Although California’s official unemployment rate climbed out of the cellar during the year that ended June 30, it still had the nation’s second highest rate of total “labor underutilization,” according to a new federal government report.
The state’s unemployment rate shot up to well over 12 percent during the Great Recession and was at or near the highest in the nation for several years. It’s since dropped markedly and averaged 6.8 percent during the 2014-15 period, the Bureau of Labor Statistics says.
Despite the improvement, California’s rate was still lower than those of just five other states and tied with South Carolina. But the widely quoted jobless rate – the percentage of the civilian labor force that’s unemployed – is just one of six ways the BLS measures labor data.
Another is the percentage of the labor force that’s unemployed 15 weeks or more. Nationally, it averaged 2.6 percent in 2014-15. California averaged 3.2 percent, eighth highest and tied with Connecticut.

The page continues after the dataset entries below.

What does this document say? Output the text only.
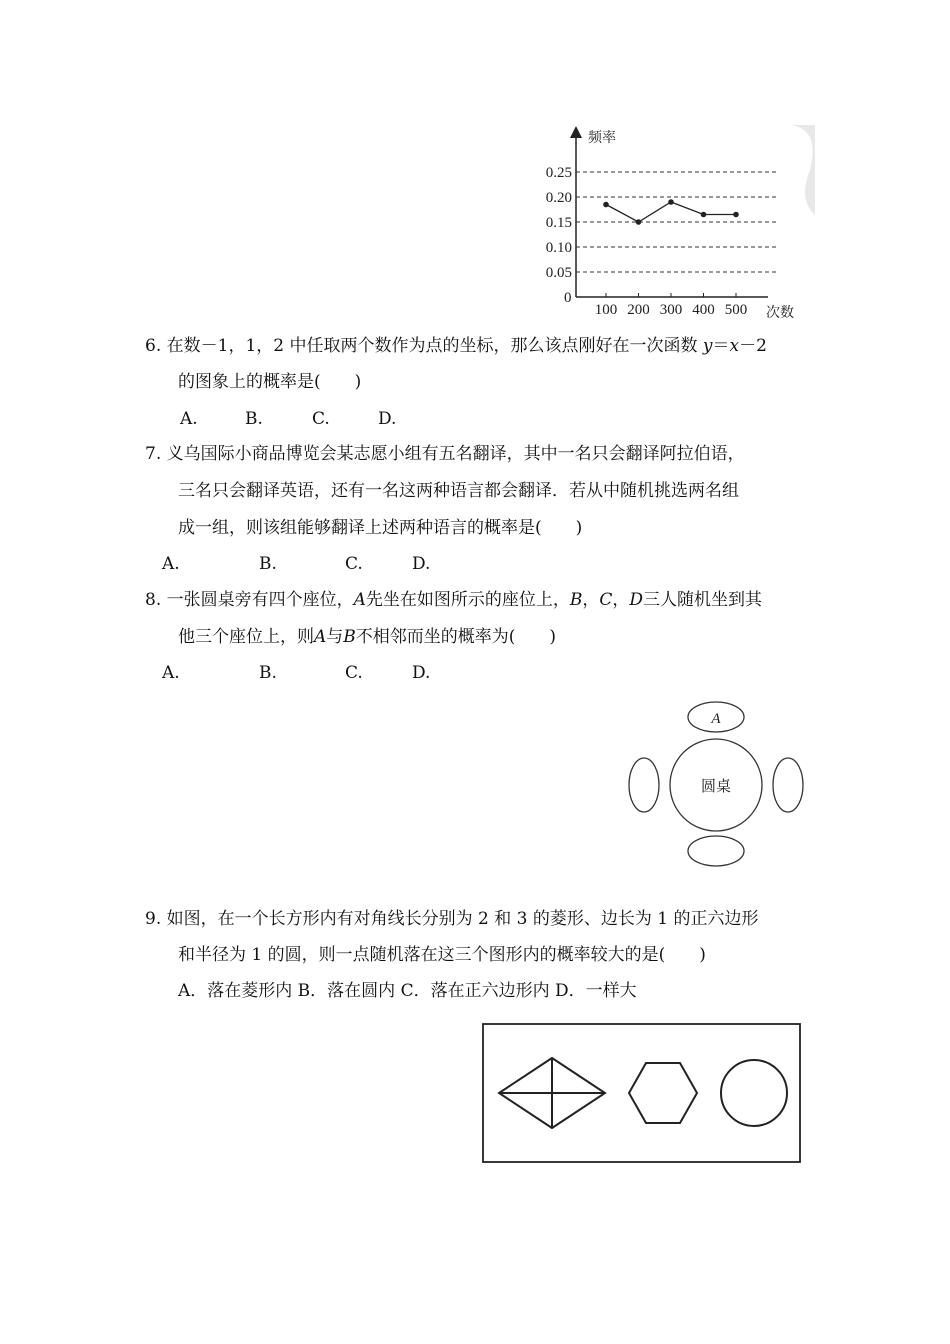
0.25
0.20
0.15
0.10
0.05
100 200 300 400 500
频率
次数
0
6. 在数－1，1，2 中任取两个数作为点的坐标，那么该点刚好在一次函数 y＝x－2
的图象上的概率是(　　)
A.	B.	C.	D.
7. 义乌国际小商品博览会某志愿小组有五名翻译，其中一名只会翻译阿拉伯语，
三名只会翻译英语，还有一名这两种语言都会翻译．若从中随机挑选两名组
成一组，则该组能够翻译上述两种语言的概率是(　　)
A.	B.	C.	D.
8. 一张圆桌旁有四个座位，A先坐在如图所示的座位上，B，C，D三人随机坐到其
他三个座位上，则A与B不相邻而坐的概率为(　　)
A.	B.	C.	D.
A
圆桌
9. 如图，在一个长方形内有对角线长分别为 2 和 3 的菱形、边长为 1 的正六边形
和半径为 1 的圆，则一点随机落在这三个图形内的概率较大的是(　　)
A．落在菱形内 B．落在圆内 C．落在正六边形内 D．一样大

A third is the proportion of the labor force that’s unemployed, plus “discouraged workers” who have stopped looking for work. California’s 2014-15 average, 7.2 percent, was surpassed only by those of six other states.
The most telling measure however, dubbed U-6 by the BLS, counts not only the unemployed, but workers who are only “marginally attached” to the labor force and those involuntarily working part-time.
Labor economists consider U-6 to be the fullest measure of a state’s or a region’s employment health. California’s 2014-15 U-6 rate was 14 percent, second only to Nevada’s 15.2 percent.
The BLS also calculates separate U-6 rates for New York City and Los Angeles County. Los Angeles’ 16 percent would, were the county and its 10 million people a separate state, be the nation’s highest rate of “labor underutilization.”